Sen. David Vitter, R-La., called the debit cards "a good start" on Friday but said evacuees will need a lot more money.
"We need to be able to get them the cash they need to be able to live and survive, even in the near term, because many of these folks live paycheck to paycheck," Vitter told CBS' "The Early Show."
The president designated next Friday as a national day of prayer and remembrance for Katrina's victims.
Promises for sustained federal help came amid heightening strain and signs that the road to recovery would be long.
Police prepared to evacuate residents reluctant to leave their homes. Much of New Orleans (search) remained flooded and those who stayed behind lacked power, water and food.
Vice President Dick Cheney toured the region Thursday and described "significant" progress. It was too soon to estimate the total cost of reconstruction, he said.
Bush used national emergency authority to waive sections of a federal law that requires payment of prevailing wages on government contracts, wages based on surveys that take into account union and nonunion pay. The waiver applies to disaster areas in Louisiana, Mississippi, Alabama and Florida.
Democrats objected. "Hurricane Katrina took away their jobs, now President Bush will take away their wages when they find new jobs," said House Minority Leader Nancy Pelosi, D-Calif.

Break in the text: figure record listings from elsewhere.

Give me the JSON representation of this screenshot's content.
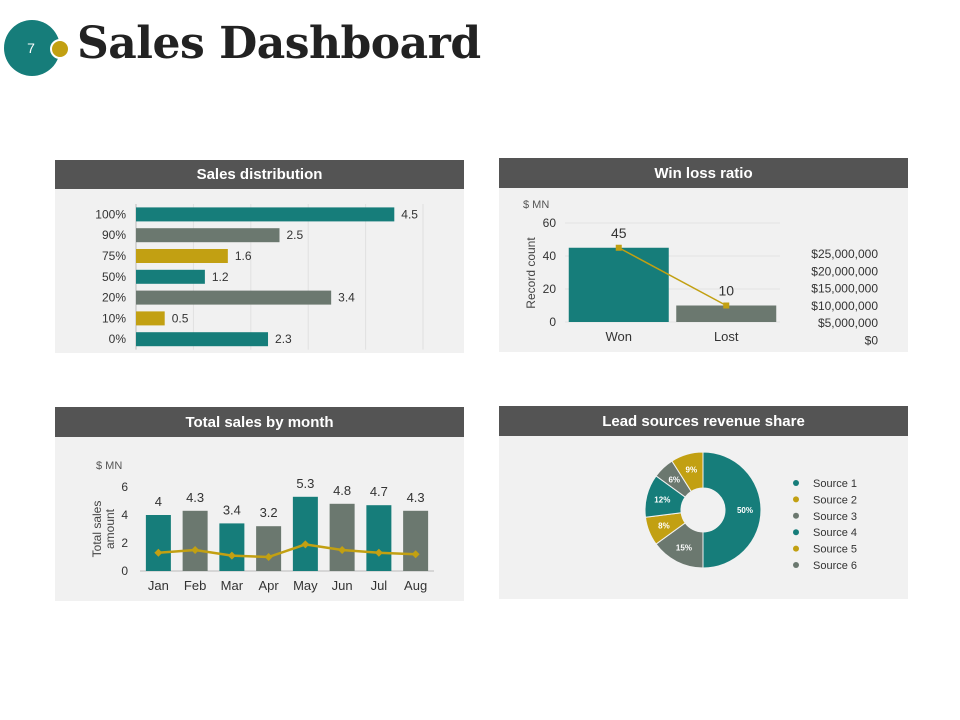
{
  "slide": {
    "number": "7",
    "title": "Sales Dashboard"
  },
  "colors": {
    "teal": "#167d7a",
    "gray": "#6b786f",
    "gold": "#c2a012",
    "header": "#545454",
    "panel": "#f1f1f1"
  },
  "panels": {
    "sales_distribution": {
      "title": "Sales distribution"
    },
    "win_loss": {
      "title": "Win loss ratio"
    },
    "total_sales": {
      "title": "Total sales by month"
    },
    "lead_sources": {
      "title": "Lead sources  revenue share"
    }
  },
  "chart_data": [
    {
      "id": "sales_distribution",
      "type": "bar",
      "orientation": "horizontal",
      "title": "Sales distribution",
      "categories": [
        "100%",
        "90%",
        "75%",
        "50%",
        "20%",
        "10%",
        "0%"
      ],
      "values": [
        4.5,
        2.5,
        1.6,
        1.2,
        3.4,
        0.5,
        2.3
      ],
      "value_labels": [
        "4.5",
        "2.5",
        "1.6",
        "1.2",
        "3.4",
        "0.5",
        "2.3"
      ],
      "bar_colors": [
        "#167d7a",
        "#6b786f",
        "#c2a012",
        "#167d7a",
        "#6b786f",
        "#c2a012",
        "#167d7a"
      ],
      "xlim": [
        0,
        5
      ]
    },
    {
      "id": "win_loss",
      "type": "bar",
      "title": "Win loss ratio",
      "unit_label": "$ MN",
      "ylabel": "Record count",
      "categories": [
        "Won",
        "Lost"
      ],
      "values": [
        45,
        10
      ],
      "value_labels": [
        "45",
        "10"
      ],
      "bar_colors": [
        "#167d7a",
        "#6b786f"
      ],
      "ylim": [
        0,
        60
      ],
      "yticks": [
        "0",
        "20",
        "40",
        "60"
      ],
      "line_series": {
        "values": [
          45,
          10
        ]
      },
      "secondary_axis_labels": [
        "$25,000,000",
        "$20,000,000",
        "$15,000,000",
        "$10,000,000",
        "$5,000,000",
        "$0"
      ]
    },
    {
      "id": "total_sales",
      "type": "bar",
      "title": "Total sales by month",
      "unit_label": "$ MN",
      "ylabel": "Total sales amount",
      "categories": [
        "Jan",
        "Feb",
        "Mar",
        "Apr",
        "May",
        "Jun",
        "Jul",
        "Aug"
      ],
      "values": [
        4,
        4.3,
        3.4,
        3.2,
        5.3,
        4.8,
        4.7,
        4.3
      ],
      "value_labels": [
        "4",
        "4.3",
        "3.4",
        "3.2",
        "5.3",
        "4.8",
        "4.7",
        "4.3"
      ],
      "bar_colors": [
        "#167d7a",
        "#6b786f",
        "#167d7a",
        "#6b786f",
        "#167d7a",
        "#6b786f",
        "#167d7a",
        "#6b786f"
      ],
      "ylim": [
        0,
        6
      ],
      "yticks": [
        "0",
        "2",
        "4",
        "6"
      ],
      "line_series": {
        "values": [
          1.3,
          1.5,
          1.1,
          1.0,
          1.9,
          1.5,
          1.3,
          1.2
        ]
      }
    },
    {
      "id": "lead_sources",
      "type": "pie",
      "style": "donut",
      "title": "Lead sources  revenue share",
      "slices": [
        {
          "name": "Source 1",
          "value": 50,
          "label": "50%",
          "color": "#167d7a"
        },
        {
          "name": "Source 6",
          "value": 15,
          "label": "15%",
          "color": "#6b786f"
        },
        {
          "name": "Source 2",
          "value": 8,
          "label": "8%",
          "color": "#c2a012"
        },
        {
          "name": "Source 4",
          "value": 12,
          "label": "12%",
          "color": "#167d7a"
        },
        {
          "name": "Source 3",
          "value": 6,
          "label": "6%",
          "color": "#6b786f"
        },
        {
          "name": "Source 5",
          "value": 9,
          "label": "9%",
          "color": "#c2a012"
        }
      ],
      "legend": [
        {
          "name": "Source 1",
          "color": "#167d7a"
        },
        {
          "name": "Source 2",
          "color": "#c2a012"
        },
        {
          "name": "Source 3",
          "color": "#6b786f"
        },
        {
          "name": "Source 4",
          "color": "#167d7a"
        },
        {
          "name": "Source 5",
          "color": "#c2a012"
        },
        {
          "name": "Source 6",
          "color": "#6b786f"
        }
      ],
      "legend_position": "right"
    }
  ]
}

Democrats also questioned the wisdom of funneling $50 billion in recovery funds through the Federal Emergency Management Agency with questions swirling about whether it acted too slowly to help hurricane victims.
"After what we all have witnessed the past week or so, is there anyone in America who feels we should continue to rely exclusively on FEMA (search) to head the federal government's response to this tragedy?" asked Senate Minority Leader Harry Reid, D-Nev.

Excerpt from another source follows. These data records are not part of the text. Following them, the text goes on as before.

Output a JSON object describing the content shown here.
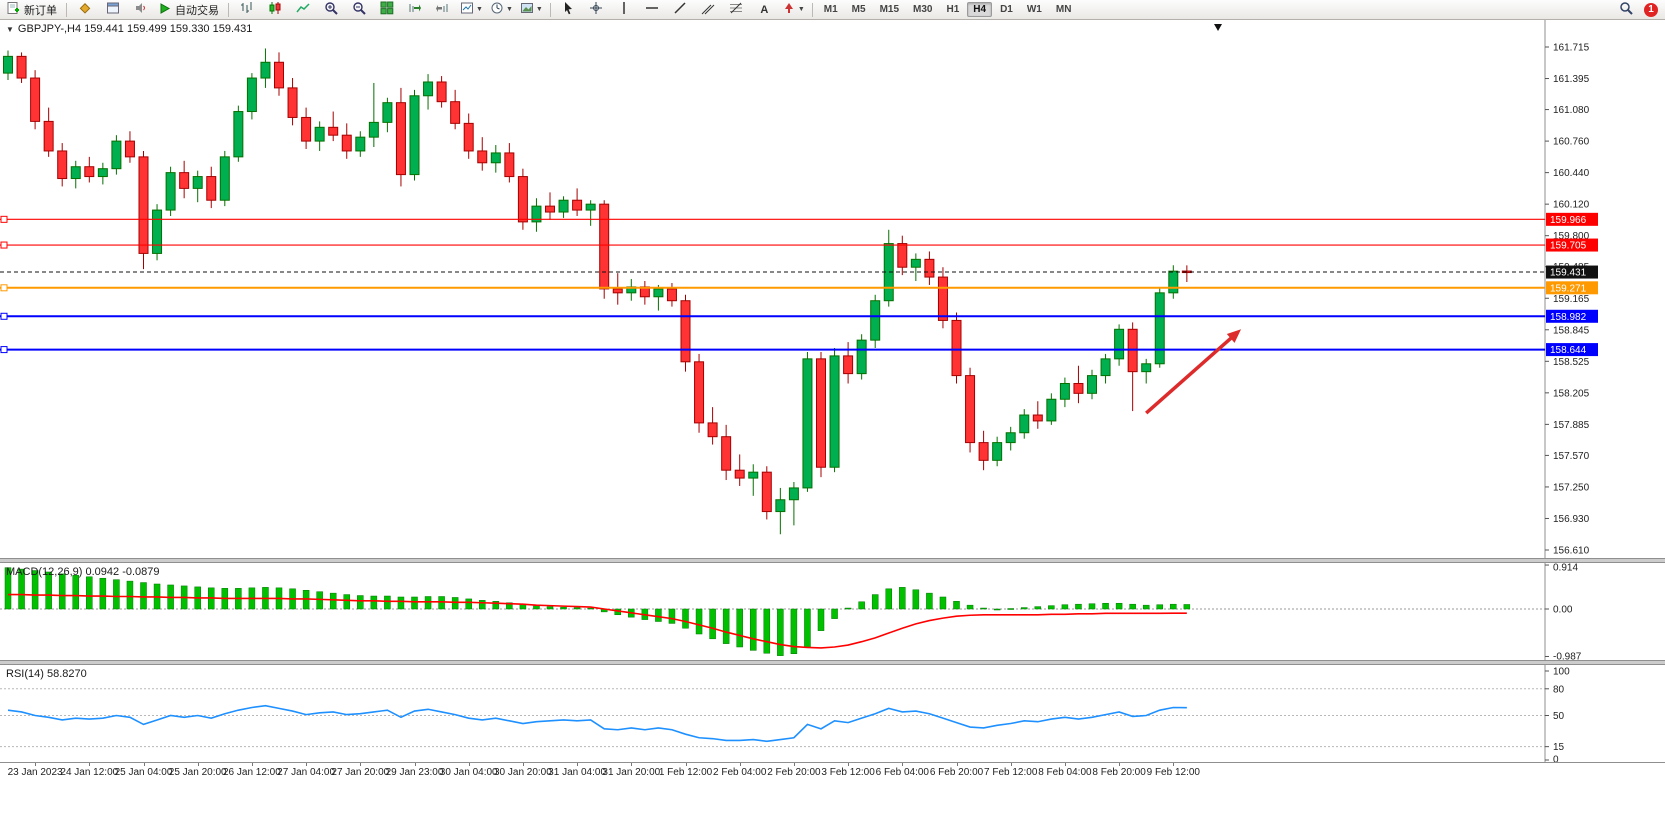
{
  "toolbar": {
    "new_order": "新订单",
    "autotrade": "自动交易",
    "timeframes": [
      "M1",
      "M5",
      "M15",
      "M30",
      "H1",
      "H4",
      "D1",
      "W1",
      "MN"
    ],
    "active_timeframe": "H4",
    "notification_badge": "1"
  },
  "chart": {
    "collapse_glyph": "▼",
    "symbol_ohlc": "GBPJPY-,H4 159.441 159.499 159.330 159.431"
  },
  "chart_data": {
    "type": "candlestick",
    "symbol": "GBPJPY-",
    "period": "H4",
    "current": {
      "open": "159.441",
      "high": "159.499",
      "low": "159.330",
      "close": "159.431"
    },
    "up_color": "#00B050",
    "up_stroke": "#067000",
    "down_color": "#FF3333",
    "down_stroke": "#A50000",
    "price_axis": [
      "161.715",
      "161.395",
      "161.080",
      "160.760",
      "160.440",
      "160.120",
      "159.800",
      "159.485",
      "159.165",
      "158.845",
      "158.525",
      "158.205",
      "157.885",
      "157.570",
      "157.250",
      "156.930",
      "156.610"
    ],
    "hlines": [
      {
        "label": "159.966",
        "value": 159.966,
        "color": "#FF0000",
        "width": 1.2
      },
      {
        "label": "159.705",
        "value": 159.705,
        "color": "#FF0000",
        "width": 1.2
      },
      {
        "label": "159.271",
        "value": 159.271,
        "color": "#FF9900",
        "width": 2
      },
      {
        "label": "158.982",
        "value": 158.982,
        "color": "#0000FF",
        "width": 2
      },
      {
        "label": "158.644",
        "value": 158.644,
        "color": "#0000FF",
        "width": 2
      }
    ],
    "last_price": {
      "label": "159.431",
      "value": 159.431,
      "color": "#111111"
    },
    "arrow": {
      "from_index": 84,
      "from_price": 158.0,
      "to_index": 91,
      "to_price": 158.85,
      "color": "#DD2A2A"
    },
    "top_marker_index": 89.3,
    "candles": [
      [
        161.45,
        161.68,
        161.38,
        161.62
      ],
      [
        161.62,
        161.66,
        161.35,
        161.4
      ],
      [
        161.4,
        161.48,
        160.88,
        160.96
      ],
      [
        160.96,
        161.1,
        160.6,
        160.66
      ],
      [
        160.66,
        160.74,
        160.3,
        160.38
      ],
      [
        160.38,
        160.56,
        160.28,
        160.5
      ],
      [
        160.5,
        160.6,
        160.34,
        160.4
      ],
      [
        160.4,
        160.54,
        160.32,
        160.48
      ],
      [
        160.48,
        160.82,
        160.42,
        160.76
      ],
      [
        160.76,
        160.86,
        160.54,
        160.6
      ],
      [
        160.6,
        160.66,
        159.46,
        159.62
      ],
      [
        159.62,
        160.12,
        159.55,
        160.06
      ],
      [
        160.06,
        160.5,
        160.0,
        160.44
      ],
      [
        160.44,
        160.56,
        160.18,
        160.28
      ],
      [
        160.28,
        160.46,
        160.14,
        160.4
      ],
      [
        160.4,
        160.5,
        160.08,
        160.16
      ],
      [
        160.16,
        160.66,
        160.1,
        160.6
      ],
      [
        160.6,
        161.12,
        160.55,
        161.06
      ],
      [
        161.06,
        161.45,
        160.98,
        161.4
      ],
      [
        161.4,
        161.7,
        161.3,
        161.56
      ],
      [
        161.56,
        161.66,
        161.22,
        161.3
      ],
      [
        161.3,
        161.4,
        160.92,
        161.0
      ],
      [
        161.0,
        161.1,
        160.68,
        160.76
      ],
      [
        160.76,
        160.96,
        160.66,
        160.9
      ],
      [
        160.9,
        161.06,
        160.76,
        160.82
      ],
      [
        160.82,
        160.94,
        160.58,
        160.66
      ],
      [
        160.66,
        160.86,
        160.6,
        160.8
      ],
      [
        160.8,
        161.35,
        160.7,
        160.95
      ],
      [
        160.95,
        161.2,
        160.85,
        161.15
      ],
      [
        161.15,
        161.3,
        160.3,
        160.42
      ],
      [
        160.42,
        161.28,
        160.36,
        161.22
      ],
      [
        161.22,
        161.44,
        161.08,
        161.36
      ],
      [
        161.36,
        161.42,
        161.1,
        161.16
      ],
      [
        161.16,
        161.28,
        160.88,
        160.94
      ],
      [
        160.94,
        161.04,
        160.58,
        160.66
      ],
      [
        160.66,
        160.8,
        160.46,
        160.54
      ],
      [
        160.54,
        160.72,
        160.44,
        160.64
      ],
      [
        160.64,
        160.74,
        160.34,
        160.4
      ],
      [
        160.4,
        160.48,
        159.86,
        159.94
      ],
      [
        159.94,
        160.18,
        159.84,
        160.1
      ],
      [
        160.1,
        160.24,
        159.96,
        160.04
      ],
      [
        160.04,
        160.2,
        159.98,
        160.16
      ],
      [
        160.16,
        160.28,
        160.0,
        160.06
      ],
      [
        160.06,
        160.16,
        159.9,
        160.12
      ],
      [
        160.12,
        160.16,
        159.16,
        159.26
      ],
      [
        159.26,
        159.42,
        159.1,
        159.22
      ],
      [
        159.22,
        159.36,
        159.14,
        159.28
      ],
      [
        159.28,
        159.34,
        159.1,
        159.18
      ],
      [
        159.18,
        159.3,
        159.04,
        159.26
      ],
      [
        159.26,
        159.32,
        159.08,
        159.14
      ],
      [
        159.14,
        159.2,
        158.42,
        158.52
      ],
      [
        158.52,
        158.6,
        157.8,
        157.9
      ],
      [
        157.9,
        158.06,
        157.68,
        157.76
      ],
      [
        157.76,
        157.88,
        157.32,
        157.42
      ],
      [
        157.42,
        157.58,
        157.26,
        157.34
      ],
      [
        157.34,
        157.48,
        157.16,
        157.4
      ],
      [
        157.4,
        157.46,
        156.92,
        157.0
      ],
      [
        157.0,
        157.24,
        156.77,
        157.12
      ],
      [
        157.12,
        157.3,
        156.86,
        157.24
      ],
      [
        157.24,
        158.62,
        157.2,
        158.55
      ],
      [
        158.55,
        158.62,
        157.35,
        157.45
      ],
      [
        157.45,
        158.66,
        157.4,
        158.58
      ],
      [
        158.58,
        158.72,
        158.3,
        158.4
      ],
      [
        158.4,
        158.8,
        158.34,
        158.74
      ],
      [
        158.74,
        159.2,
        158.66,
        159.14
      ],
      [
        159.14,
        159.86,
        159.08,
        159.72
      ],
      [
        159.72,
        159.8,
        159.4,
        159.48
      ],
      [
        159.48,
        159.62,
        159.34,
        159.56
      ],
      [
        159.56,
        159.64,
        159.3,
        159.38
      ],
      [
        159.38,
        159.48,
        158.86,
        158.94
      ],
      [
        158.94,
        159.02,
        158.3,
        158.38
      ],
      [
        158.38,
        158.46,
        157.6,
        157.7
      ],
      [
        157.7,
        157.82,
        157.42,
        157.52
      ],
      [
        157.52,
        157.76,
        157.46,
        157.7
      ],
      [
        157.7,
        157.86,
        157.62,
        157.8
      ],
      [
        157.8,
        158.04,
        157.74,
        157.98
      ],
      [
        157.98,
        158.12,
        157.84,
        157.92
      ],
      [
        157.92,
        158.2,
        157.88,
        158.14
      ],
      [
        158.14,
        158.36,
        158.06,
        158.3
      ],
      [
        158.3,
        158.48,
        158.1,
        158.2
      ],
      [
        158.2,
        158.44,
        158.14,
        158.38
      ],
      [
        158.38,
        158.6,
        158.3,
        158.55
      ],
      [
        158.55,
        158.9,
        158.48,
        158.85
      ],
      [
        158.85,
        158.92,
        158.02,
        158.42
      ],
      [
        158.42,
        158.55,
        158.3,
        158.5
      ],
      [
        158.5,
        159.28,
        158.46,
        159.22
      ],
      [
        159.22,
        159.5,
        159.16,
        159.44
      ],
      [
        159.441,
        159.499,
        159.33,
        159.431
      ]
    ],
    "time_labels": [
      "23 Jan 2023",
      "24 Jan 12:00",
      "25 Jan 04:00",
      "25 Jan 20:00",
      "26 Jan 12:00",
      "27 Jan 04:00",
      "27 Jan 20:00",
      "29 Jan 23:00",
      "30 Jan 04:00",
      "30 Jan 20:00",
      "31 Jan 04:00",
      "31 Jan 20:00",
      "1 Feb 12:00",
      "2 Feb 04:00",
      "2 Feb 20:00",
      "3 Feb 12:00",
      "6 Feb 04:00",
      "6 Feb 20:00",
      "7 Feb 12:00",
      "8 Feb 04:00",
      "8 Feb 20:00",
      "9 Feb 12:00"
    ],
    "time_label_start_index": 2,
    "time_label_step": 4,
    "macd": {
      "label": "MACD(12,26,9)",
      "value_main": "0.0942",
      "value_signal": "-0.0879",
      "hist_color": "#00C000",
      "signal_color": "#FF0000",
      "axis": [
        {
          "label": "0.914",
          "value": 0.914
        },
        {
          "label": "0.00",
          "value": 0
        },
        {
          "label": "-0.987",
          "value": -0.987
        }
      ],
      "histogram": [
        0.86,
        0.83,
        0.8,
        0.77,
        0.73,
        0.7,
        0.67,
        0.64,
        0.61,
        0.58,
        0.55,
        0.52,
        0.5,
        0.48,
        0.46,
        0.44,
        0.43,
        0.43,
        0.44,
        0.45,
        0.44,
        0.42,
        0.39,
        0.36,
        0.33,
        0.3,
        0.28,
        0.27,
        0.27,
        0.25,
        0.25,
        0.26,
        0.26,
        0.24,
        0.21,
        0.18,
        0.16,
        0.13,
        0.1,
        0.07,
        0.05,
        0.04,
        0.03,
        0.02,
        -0.06,
        -0.12,
        -0.17,
        -0.22,
        -0.26,
        -0.3,
        -0.4,
        -0.52,
        -0.62,
        -0.72,
        -0.79,
        -0.86,
        -0.92,
        -0.97,
        -0.93,
        -0.8,
        -0.45,
        -0.2,
        0.02,
        0.15,
        0.3,
        0.42,
        0.45,
        0.4,
        0.33,
        0.25,
        0.16,
        0.08,
        0.02,
        0.0,
        0.01,
        0.03,
        0.05,
        0.07,
        0.09,
        0.1,
        0.11,
        0.12,
        0.12,
        0.1,
        0.08,
        0.09,
        0.1,
        0.0942
      ],
      "signal": [
        0.3,
        0.3,
        0.29,
        0.29,
        0.28,
        0.28,
        0.27,
        0.27,
        0.26,
        0.26,
        0.25,
        0.25,
        0.24,
        0.24,
        0.23,
        0.23,
        0.22,
        0.22,
        0.22,
        0.22,
        0.22,
        0.21,
        0.21,
        0.2,
        0.19,
        0.18,
        0.17,
        0.17,
        0.16,
        0.16,
        0.15,
        0.15,
        0.15,
        0.14,
        0.14,
        0.13,
        0.12,
        0.11,
        0.1,
        0.08,
        0.07,
        0.06,
        0.05,
        0.04,
        0.0,
        -0.04,
        -0.08,
        -0.12,
        -0.16,
        -0.2,
        -0.26,
        -0.33,
        -0.4,
        -0.48,
        -0.55,
        -0.62,
        -0.68,
        -0.74,
        -0.78,
        -0.8,
        -0.81,
        -0.79,
        -0.75,
        -0.68,
        -0.6,
        -0.5,
        -0.4,
        -0.31,
        -0.24,
        -0.19,
        -0.15,
        -0.13,
        -0.12,
        -0.12,
        -0.12,
        -0.12,
        -0.12,
        -0.11,
        -0.11,
        -0.1,
        -0.1,
        -0.09,
        -0.09,
        -0.09,
        -0.09,
        -0.09,
        -0.088,
        -0.0879
      ]
    },
    "rsi": {
      "label": "RSI(14)",
      "value": "58.8270",
      "line_color": "#1E90FF",
      "axis": [
        {
          "label": "100",
          "value": 100
        },
        {
          "label": "80",
          "value": 80
        },
        {
          "label": "50",
          "value": 50
        },
        {
          "label": "15",
          "value": 15
        },
        {
          "label": "0",
          "value": 0
        }
      ],
      "levels": [
        80,
        50,
        15
      ],
      "values": [
        56,
        54,
        50,
        48,
        45,
        47,
        46,
        47,
        50,
        48,
        40,
        45,
        50,
        48,
        50,
        47,
        52,
        56,
        59,
        61,
        58,
        55,
        51,
        53,
        54,
        51,
        52,
        54,
        56,
        48,
        55,
        57,
        54,
        51,
        47,
        45,
        47,
        44,
        41,
        43,
        44,
        45,
        44,
        45,
        35,
        34,
        36,
        34,
        36,
        34,
        29,
        25,
        24,
        22,
        22,
        23,
        21,
        23,
        25,
        40,
        35,
        44,
        42,
        47,
        52,
        58,
        54,
        55,
        52,
        47,
        42,
        37,
        36,
        39,
        41,
        44,
        43,
        46,
        48,
        46,
        48,
        51,
        54,
        49,
        50,
        56,
        59,
        58.83
      ]
    }
  }
}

Congressional Democratic leaders said they would refuse to appoint members to a committee that Republican leaders intend to create to investigate FEMA and the administration's response to the storm.
And some lawmakers started to sound alarms about the growing cost of recovery.
Sen. Tom Coburn, R-Okla., said federal spending should be re-examined and some programs cut while the Gulf Coast remains a priority.
"We're going to do the easy thing. We should pay for this," Coburn said. "We should pass this bill, but we should not pass it on the backs of our children and grandchildren."
Others cautioned against new authority that temporarily increases the purchasing limit from $15,000 to $250,000 for federal employees with government-issued credit cards working on recovery, arguing that it could lead to wasteful spending.